Hi @hylkevds please may I ask your review on this?

hylkevds commented 1 year ago

If I understand the changes correctly, when an exception happens in a task, this will store the exception and then end the SessionEventLoop that had the exception. Then, when the server exits, it will re-throw the exception.

So between the exception happening and the server being shut down, all of the Sessions that are assigned to the event loop that had the exception will hang?

That's both good and bad :) On one hand, trying to continue when (for instance) the queue store is corrupt is a recipe for disaster, but on the other hand, we have to make sure we only throw exceptions for things that are really fatal.

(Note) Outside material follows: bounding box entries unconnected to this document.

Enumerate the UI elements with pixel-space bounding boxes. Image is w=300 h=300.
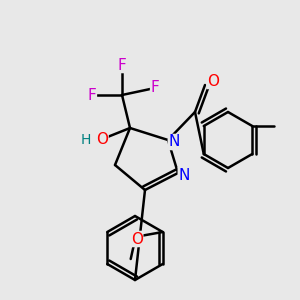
Text: N: N <box>178 167 190 182</box>
Text: N: N <box>168 134 180 149</box>
Text: O: O <box>207 74 219 88</box>
Text: O: O <box>131 232 143 247</box>
Text: F: F <box>151 80 159 95</box>
Text: F: F <box>88 88 96 103</box>
Text: F: F <box>118 58 126 73</box>
Text: H: H <box>81 133 91 147</box>
Text: O: O <box>96 133 108 148</box>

And when something is fatal, like the queue store being corrupted, maybe we should shut down the entire server?

Maybe we should make two types of exception? Fatal ones that shut down the server to prevent further corruption, and non-fatal ones that just kill the session that had the exception?

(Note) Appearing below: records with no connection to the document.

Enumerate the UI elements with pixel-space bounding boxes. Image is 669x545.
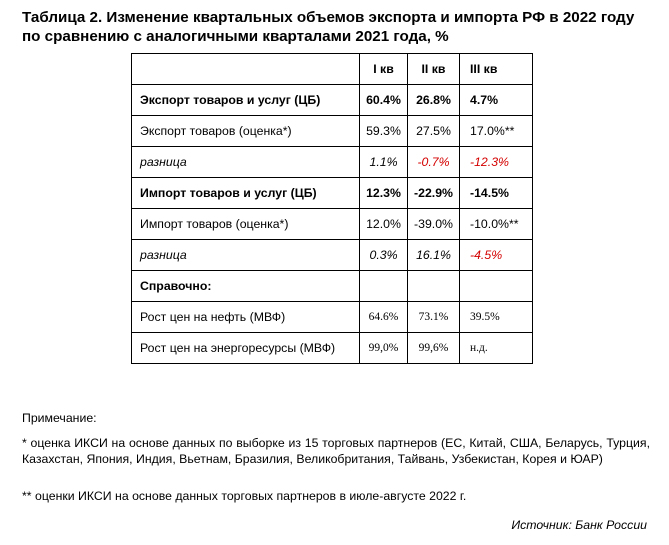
value-cell: 99,0% — [359, 332, 408, 364]
row-label: разница — [131, 239, 360, 271]
value-cell: 39.5% — [459, 301, 533, 333]
row-label: Рост цен на энергоресурсы (МВФ) — [131, 332, 360, 364]
table-row: Экспорт товаров (оценка*) 59.3% 27.5% 17.0%… — [131, 115, 533, 147]
source-note: Источник: Банк России — [511, 518, 647, 532]
value-cell: -22.9% — [407, 177, 460, 209]
value-cell: -4.5% — [459, 239, 533, 271]
footnote-1: * оценка ИКСИ на основе данных по выборк… — [22, 436, 650, 466]
header-cell: III кв — [459, 53, 533, 85]
value-cell: 73.1% — [407, 301, 460, 333]
table-row: Экспорт товаров и услуг (ЦБ) 60.4% 26.8% 4.… — [131, 84, 533, 116]
value-cell: -14.5% — [459, 177, 533, 209]
table-row: разница 0.3% 16.1% -4.5% — [131, 239, 533, 271]
value-cell: 4.7% — [459, 84, 533, 116]
value-cell: н.д. — [459, 332, 533, 364]
value-cell: 64.6% — [359, 301, 408, 333]
table-row: Импорт товаров (оценка*) 12.0% -39.0% -10.0… — [131, 208, 533, 240]
value-cell: 1.1% — [359, 146, 408, 178]
table-row: разница 1.1% -0.7% -12.3% — [131, 146, 533, 178]
table-row: Импорт товаров и услуг (ЦБ) 12.3% -22.9% -1… — [131, 177, 533, 209]
table-title: Таблица 2. Изменение квартальных объемов… — [22, 9, 635, 45]
row-label: Экспорт товаров и услуг (ЦБ) — [131, 84, 360, 116]
value-cell: 17.0%** — [459, 115, 533, 147]
header-cell: II кв — [407, 53, 460, 85]
value-cell: 59.3% — [359, 115, 408, 147]
value-cell — [407, 270, 460, 302]
header-cell: I кв — [359, 53, 408, 85]
row-label: разница — [131, 146, 360, 178]
value-cell: 60.4% — [359, 84, 408, 116]
header-row: I кв II кв III кв — [131, 53, 533, 85]
value-cell: -12.3% — [459, 146, 533, 178]
row-label: Рост цен на нефть (МВФ) — [131, 301, 360, 333]
footnote-2: ** оценки ИКСИ на основе данных торговых… — [22, 489, 467, 503]
value-cell: 16.1% — [407, 239, 460, 271]
value-cell — [359, 270, 408, 302]
value-cell: 12.0% — [359, 208, 408, 240]
value-cell: -0.7% — [407, 146, 460, 178]
header-cell-empty — [131, 53, 360, 85]
value-cell: -10.0%** — [459, 208, 533, 240]
table-row: Рост цен на энергоресурсы (МВФ) 99,0% 99,6… — [131, 332, 533, 364]
value-cell: 27.5% — [407, 115, 460, 147]
note-heading: Примечание: — [22, 411, 97, 425]
row-label: Импорт товаров и услуг (ЦБ) — [131, 177, 360, 209]
value-cell: 99,6% — [407, 332, 460, 364]
value-cell: 26.8% — [407, 84, 460, 116]
table-row: Рост цен на нефть (МВФ) 64.6% 73.1% 39.5% — [131, 301, 533, 333]
value-cell: -39.0% — [407, 208, 460, 240]
row-label: Экспорт товаров (оценка*) — [131, 115, 360, 147]
table-row: Справочно: — [131, 270, 533, 302]
value-cell: 12.3% — [359, 177, 408, 209]
value-cell: 0.3% — [359, 239, 408, 271]
row-label: Справочно: — [131, 270, 360, 302]
value-cell — [459, 270, 533, 302]
row-label: Импорт товаров (оценка*) — [131, 208, 360, 240]
trade-table: I кв II кв III кв Экспорт товаров и услуг (… — [131, 53, 533, 364]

andsel commented 1 year ago

This requirement come out to me during debugging of a failed test, where the expectation didn't match. The problem was that an error happened in the SessionEventLoop and wans't logged because the log, in this case, is at info level. So I thought that also logging at WARN or ERROR without creating an impact on the execution wouldn't help to be aware of which error happened and where it happened. So if for any reason, a SessionEventLoop dies in tests, the test should fail. This is contrary to what Netty event loop does, where it prints the error and continue. But on the case of session event loop, if something gone bad, it's useless to continue and just reporting on the logs the error.

hylkevds commented 1 year ago

I agree that just continuing like nothing happened is a bad idea. The question is, is just killing the affected SessionEventLoop enough? I think, if an SessionEventLoop is killed, the entire server should exit.

andsel commented 1 year ago

I think, if an SessionEventLoop is killed, the entire server should exit.

Yes maybe this proposal is more sensible. I think that the exception handler of every SessionEventLoop should have a reference to the Server and command an emergency shutdown, without consuming any session command queue, and avoiding to send DISCONNECT messages to all the live sessions. WDYT?

hylkevds commented 1 year ago

Yes, I agree. We'll also need a hook, so that an embedding application can catch the state and decide what to do.

andsel commented 1 year ago

Hi @hylkevds I've pushed some changes, extending the interception framework to notify the library's users of errors in event loops.